Biola Offices and Services
- Talk to Someone — Many times what keeps us from sleeping is anxious or racing thoughts. Check out our Talk to Someone tool to begin to combat those thoughts and anxieties!
- Health Center — Meet with a medical professional to discuss your sleep struggles as you may have an underlying physical condition. Appointments are free for all students!
Online Biola Resources
- The Beauty of Sleep Workshop by Dr. Susan Lim
- The Stages of Sleep and Impact of Sleep Deprivation lecture by Dr. Chris Grace
- How Sleep Can Bring Glory to God article by Dr. Jason McMartin
- You might be Sleeping All Wrong blog by student Alex Bell
- NCAA Focus on Sleep for Student Athletes
- Calm App — White noise, stories and music to play to help you fall asleep faster!

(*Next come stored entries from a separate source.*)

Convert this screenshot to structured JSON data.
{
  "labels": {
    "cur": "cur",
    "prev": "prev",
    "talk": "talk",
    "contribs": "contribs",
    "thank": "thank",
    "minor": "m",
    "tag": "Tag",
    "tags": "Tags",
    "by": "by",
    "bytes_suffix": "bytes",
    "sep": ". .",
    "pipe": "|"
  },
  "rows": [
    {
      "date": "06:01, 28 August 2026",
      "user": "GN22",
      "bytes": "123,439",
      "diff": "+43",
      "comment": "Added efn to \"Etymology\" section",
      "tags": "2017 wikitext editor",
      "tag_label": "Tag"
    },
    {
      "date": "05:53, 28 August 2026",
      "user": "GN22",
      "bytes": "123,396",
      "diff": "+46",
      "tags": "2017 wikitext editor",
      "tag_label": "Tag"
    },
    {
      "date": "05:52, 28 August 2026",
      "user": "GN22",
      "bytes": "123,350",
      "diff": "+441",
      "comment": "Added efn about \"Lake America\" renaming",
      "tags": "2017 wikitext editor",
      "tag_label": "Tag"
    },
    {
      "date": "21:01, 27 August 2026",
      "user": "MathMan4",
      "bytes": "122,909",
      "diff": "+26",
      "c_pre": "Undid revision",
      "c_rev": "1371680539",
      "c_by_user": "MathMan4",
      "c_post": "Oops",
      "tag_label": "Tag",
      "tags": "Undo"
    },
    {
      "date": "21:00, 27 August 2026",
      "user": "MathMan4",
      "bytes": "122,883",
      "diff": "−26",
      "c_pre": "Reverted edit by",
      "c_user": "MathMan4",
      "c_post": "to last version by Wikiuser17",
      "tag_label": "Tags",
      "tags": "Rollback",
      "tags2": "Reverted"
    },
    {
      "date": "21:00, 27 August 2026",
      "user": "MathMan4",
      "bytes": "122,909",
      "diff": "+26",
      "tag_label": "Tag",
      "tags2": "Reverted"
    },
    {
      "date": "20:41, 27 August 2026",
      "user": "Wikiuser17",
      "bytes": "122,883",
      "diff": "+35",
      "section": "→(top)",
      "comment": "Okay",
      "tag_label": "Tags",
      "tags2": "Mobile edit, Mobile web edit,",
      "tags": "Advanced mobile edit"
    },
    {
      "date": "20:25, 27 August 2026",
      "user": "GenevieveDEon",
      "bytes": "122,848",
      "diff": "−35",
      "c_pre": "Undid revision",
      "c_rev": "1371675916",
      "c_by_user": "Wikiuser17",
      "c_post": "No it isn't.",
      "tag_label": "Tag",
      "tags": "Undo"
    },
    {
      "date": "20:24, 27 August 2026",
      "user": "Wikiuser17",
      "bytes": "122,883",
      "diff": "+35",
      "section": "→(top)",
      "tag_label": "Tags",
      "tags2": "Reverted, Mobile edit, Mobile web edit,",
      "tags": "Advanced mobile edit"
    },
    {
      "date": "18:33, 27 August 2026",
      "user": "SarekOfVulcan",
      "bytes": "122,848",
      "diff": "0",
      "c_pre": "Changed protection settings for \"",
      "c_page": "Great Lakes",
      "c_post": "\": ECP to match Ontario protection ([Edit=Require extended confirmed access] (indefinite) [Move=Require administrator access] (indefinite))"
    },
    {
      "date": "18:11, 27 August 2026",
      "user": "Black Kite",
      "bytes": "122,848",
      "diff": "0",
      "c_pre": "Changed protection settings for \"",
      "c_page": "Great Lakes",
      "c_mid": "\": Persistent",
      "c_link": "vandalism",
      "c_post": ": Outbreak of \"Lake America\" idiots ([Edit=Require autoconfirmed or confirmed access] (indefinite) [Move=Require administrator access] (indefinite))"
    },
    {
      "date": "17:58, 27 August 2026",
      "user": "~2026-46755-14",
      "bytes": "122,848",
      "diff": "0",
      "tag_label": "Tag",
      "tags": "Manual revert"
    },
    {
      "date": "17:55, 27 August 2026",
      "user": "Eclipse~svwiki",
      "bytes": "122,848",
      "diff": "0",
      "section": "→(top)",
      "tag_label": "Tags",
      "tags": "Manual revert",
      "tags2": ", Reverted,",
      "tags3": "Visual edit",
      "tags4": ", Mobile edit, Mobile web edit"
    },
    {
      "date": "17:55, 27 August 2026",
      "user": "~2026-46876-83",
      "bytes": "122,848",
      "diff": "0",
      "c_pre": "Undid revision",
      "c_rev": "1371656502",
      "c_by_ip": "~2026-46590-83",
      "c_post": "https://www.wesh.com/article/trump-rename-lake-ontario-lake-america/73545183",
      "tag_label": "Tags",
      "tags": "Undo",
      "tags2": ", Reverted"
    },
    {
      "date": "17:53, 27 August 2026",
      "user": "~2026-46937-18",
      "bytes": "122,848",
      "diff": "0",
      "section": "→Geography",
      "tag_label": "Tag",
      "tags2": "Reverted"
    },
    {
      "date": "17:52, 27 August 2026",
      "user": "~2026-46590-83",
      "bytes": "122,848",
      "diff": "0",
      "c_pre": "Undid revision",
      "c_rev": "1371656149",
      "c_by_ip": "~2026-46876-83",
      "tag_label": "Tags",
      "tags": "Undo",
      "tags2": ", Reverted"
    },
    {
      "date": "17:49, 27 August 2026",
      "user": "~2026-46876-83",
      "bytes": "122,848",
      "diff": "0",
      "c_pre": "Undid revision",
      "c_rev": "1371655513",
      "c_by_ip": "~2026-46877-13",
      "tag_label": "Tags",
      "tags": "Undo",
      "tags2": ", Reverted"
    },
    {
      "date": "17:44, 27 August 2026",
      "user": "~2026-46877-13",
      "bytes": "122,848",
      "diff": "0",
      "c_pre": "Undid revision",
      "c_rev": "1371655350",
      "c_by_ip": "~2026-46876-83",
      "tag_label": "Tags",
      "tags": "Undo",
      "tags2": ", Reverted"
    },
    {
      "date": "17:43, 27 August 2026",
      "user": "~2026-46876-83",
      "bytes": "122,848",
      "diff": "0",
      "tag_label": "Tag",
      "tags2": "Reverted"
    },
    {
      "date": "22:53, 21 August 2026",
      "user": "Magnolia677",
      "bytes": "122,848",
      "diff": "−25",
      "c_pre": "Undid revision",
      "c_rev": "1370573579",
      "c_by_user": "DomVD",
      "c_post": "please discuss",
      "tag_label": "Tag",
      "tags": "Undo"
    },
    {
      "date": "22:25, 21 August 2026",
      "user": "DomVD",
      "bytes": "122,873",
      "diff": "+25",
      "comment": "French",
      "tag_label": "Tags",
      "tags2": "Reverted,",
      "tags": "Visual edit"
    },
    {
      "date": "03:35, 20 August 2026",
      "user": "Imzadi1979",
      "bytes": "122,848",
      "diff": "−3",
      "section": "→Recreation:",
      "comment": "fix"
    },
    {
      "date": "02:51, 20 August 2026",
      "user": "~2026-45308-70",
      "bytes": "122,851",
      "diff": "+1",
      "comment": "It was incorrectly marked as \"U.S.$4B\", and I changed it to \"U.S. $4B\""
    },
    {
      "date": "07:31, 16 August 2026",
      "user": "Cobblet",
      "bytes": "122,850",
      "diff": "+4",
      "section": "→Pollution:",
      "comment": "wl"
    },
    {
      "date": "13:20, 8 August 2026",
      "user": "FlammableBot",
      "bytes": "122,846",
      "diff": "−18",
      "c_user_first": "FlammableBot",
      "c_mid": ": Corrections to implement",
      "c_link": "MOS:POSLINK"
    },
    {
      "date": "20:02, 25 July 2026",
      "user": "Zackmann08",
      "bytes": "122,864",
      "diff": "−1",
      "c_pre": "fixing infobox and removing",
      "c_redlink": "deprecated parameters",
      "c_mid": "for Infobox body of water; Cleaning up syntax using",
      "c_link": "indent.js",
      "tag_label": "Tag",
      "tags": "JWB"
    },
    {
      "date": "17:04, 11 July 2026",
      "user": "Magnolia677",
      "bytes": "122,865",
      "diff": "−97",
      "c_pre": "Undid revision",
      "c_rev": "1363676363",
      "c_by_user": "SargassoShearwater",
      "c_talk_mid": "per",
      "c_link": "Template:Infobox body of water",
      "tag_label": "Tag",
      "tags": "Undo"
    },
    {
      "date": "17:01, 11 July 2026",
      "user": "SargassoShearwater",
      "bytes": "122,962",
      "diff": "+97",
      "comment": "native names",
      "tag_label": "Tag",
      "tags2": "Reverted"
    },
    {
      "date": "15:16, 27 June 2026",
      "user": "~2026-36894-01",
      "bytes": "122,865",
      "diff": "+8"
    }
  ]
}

- Headspace App — To help manage an anxious, racing mind before bed. (Consider starting with Meditation for Sleep from Headspace!)
- For iPhone users — Use your Clock app ‘Sleep’ setting to help utilize alarms and set reminders for 15 minutes before bed to put down your phone!
Practical Sleep Hacks
- Put blackout curtains on your windows.
- Diffuse calming essential oils an hour before you go to bed. Some good combos are Lavender and Eucalyptus!
- Put your phone down 15 minutes before bed.
- Keep a consistent sleep schedule on weekdays and weekends.
- Exercise earlier in the day.
- Shower before bed.
- Put it on your calendar! Make a schedule and prioritize getting eight hours of sleep each night.
When a student comes to college, getting the least amount of sleep often becomes a bragging point or a badge of honor. However, not prioritizing sleep can cause many negative effects — both physically and mentally. Prioritizing and practicing rest has been shown to aid in concentration and performance, allowing you to succeed in your academic endeavors (Ahrberg, Dresler, Niedermaier, Steiger, 2012; Hartman and Prichard, 2018). Sleep also supports mental and emotional wellbeing. When you are sleep deprived, you are more prone to anxiety, procrastination, and irritability (Kelly, Kelly and Clanton, 2012; Eller et al., 2006). But when you are well-rested, your mood, productivity and clarity of mind all increase. Well rested students also are able to prioritize relationships, allowing you to pursue friendships and a deeper relationship with God.
This tool will equip you with information and resources that will allow you to begin to prioritize and learn the importance of getting a healthy amount of sleep!